Con el gesto todavía tenso, Jordi bajó la mirada a sus manos, que alisaban la servilleta de tela sobre su regazo una y otra vez. Comprendía bien lo que estaba sucediendo. Laura posó su mano sobre el mantel en señal de invitación y esperó a que él posara la suya, pero no lo hizo. El murmullo que llenaba la sala pareció incrementar su intensidad.

—Lo siento, Jordi, pero sólo veo en ti a un muy buen amigo. Me odio por haberte confundido. Supongo que todo ha sido culpa mía, pero jamás habíamos hablado de ningún compromiso ni de ninguna boda. Incluso te expliqué lo que ocurrió con Carlo en Roma y cómo a raíz de eso decidí dejar pasar un tiempo antes de volver a saber nada de ningún hombre…
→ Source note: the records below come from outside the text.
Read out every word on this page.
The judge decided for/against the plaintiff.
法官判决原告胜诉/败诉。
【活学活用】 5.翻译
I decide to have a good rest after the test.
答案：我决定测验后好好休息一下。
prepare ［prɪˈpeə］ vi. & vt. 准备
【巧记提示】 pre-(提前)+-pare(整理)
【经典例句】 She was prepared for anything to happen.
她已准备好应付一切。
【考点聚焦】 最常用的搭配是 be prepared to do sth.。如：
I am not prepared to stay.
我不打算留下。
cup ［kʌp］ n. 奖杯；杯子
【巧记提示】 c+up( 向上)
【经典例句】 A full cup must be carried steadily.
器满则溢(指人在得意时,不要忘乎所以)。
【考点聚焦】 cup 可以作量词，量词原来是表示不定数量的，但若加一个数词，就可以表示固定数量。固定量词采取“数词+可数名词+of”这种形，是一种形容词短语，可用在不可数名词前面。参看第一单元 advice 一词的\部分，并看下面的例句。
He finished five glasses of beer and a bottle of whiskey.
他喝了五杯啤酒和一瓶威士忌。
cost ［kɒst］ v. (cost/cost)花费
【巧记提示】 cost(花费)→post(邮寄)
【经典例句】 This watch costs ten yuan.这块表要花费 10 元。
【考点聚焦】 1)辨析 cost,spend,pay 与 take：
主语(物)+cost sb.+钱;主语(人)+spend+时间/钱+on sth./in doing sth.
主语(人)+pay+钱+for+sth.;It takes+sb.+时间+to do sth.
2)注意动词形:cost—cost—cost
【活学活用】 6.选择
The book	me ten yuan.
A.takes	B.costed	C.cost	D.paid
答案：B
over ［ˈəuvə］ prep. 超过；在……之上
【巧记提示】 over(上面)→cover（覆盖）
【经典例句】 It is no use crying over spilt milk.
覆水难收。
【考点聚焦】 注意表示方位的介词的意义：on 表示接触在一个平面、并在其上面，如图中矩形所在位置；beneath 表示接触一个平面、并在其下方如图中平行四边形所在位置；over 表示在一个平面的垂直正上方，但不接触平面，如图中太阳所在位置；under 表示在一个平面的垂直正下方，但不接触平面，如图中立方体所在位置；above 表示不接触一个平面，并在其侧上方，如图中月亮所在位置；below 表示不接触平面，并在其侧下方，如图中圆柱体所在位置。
—Todos hablaban de ello y supongo que acabé por creerme que lo deseabas tanto como yo. Lo de Carlo me pareció sólo una aventura. Deberías haberme contado esto hace tiempo, Laura. Ahora todos pensarán que he sido un necio.

—Nadie pensará nada; a nadie le importa lo que ocurre aquí más que a nosotros.

Jordi soltó una sonrisa desganada.

—A veces puedes ser muy ingenua…

Laura lo contempló en silencio:

—No quiero perderte, Jordi. Es muy importante para mí tenerte a mi lado; eres la persona que mejor me conoce…

Jordi suspiró reflexivo. Ahora la miraba con ojos renovados. No veía su reflejo en ellos como de costumbre, sino que le parecieron fríos y opacos.

—Yo tampoco quiero perderte, pero debes comprender que necesitaré unos días para hacerme a la idea de todo esto, de esta nueva… situación. —Su voz sonó rotunda—. No es nada fácil asimilar un rechazo. Creo que es mejor que no nos veamos durante un tiempo.

Laura asumió su decisión. Pensaba que Jordi no era justo con ella, pero también que necesitaría de ese tiempo para curar sus heridas. De todas formas, aquella conversación le había quitado un enorme peso de encima.

—Está bien —respondió ella.

De repente, Jordi alzó la mano al aire haciendo señas al camarero. Al poco trajeron la cuenta y él no volvió a mentar palabra el resto de la velada.

Después de dejar a Laura en casa, Jordi se fue a la suya. Igual que los Jufresa, vivían en una mansión de dos plantas, de estilo colonial, que pertenecía al distrito de San Gervasio. Las residencias de ambas familias eran casi vecinas, lo que había propiciado los encuentros fortuitos entre Laura y él desde que eran tan sólo unos niños. Todavía recordaba cuando Laura se paseaba con sus vestidos de volantes de la mano de su
mainadera
por delante de su casa, con un dulce en la boca y esa sonrisa que tantas veces le había derretido el alma. Jordi sólo tenía dos años más que ella, pero su memoria era buena. También recordaba la primera vez que se habían dado un beso: Laura contaba unos ocho años y una tarde, mientras jugaban en el jardín al escondite con otros niños, se quedaron solos bajo el cobertizo de las herramientas. A veces añoraba la infancia, sin responsabilidades, sin convenciones. Ojalá pudiera borrar su memoria para sentirse menos dolido ahora. Laura no estaba equivocada: su compromiso nunca se había hecho explícito entre ellos, pero él llevaba enamorado de su amiga en silencio desde el instante en que la vio por primera vez.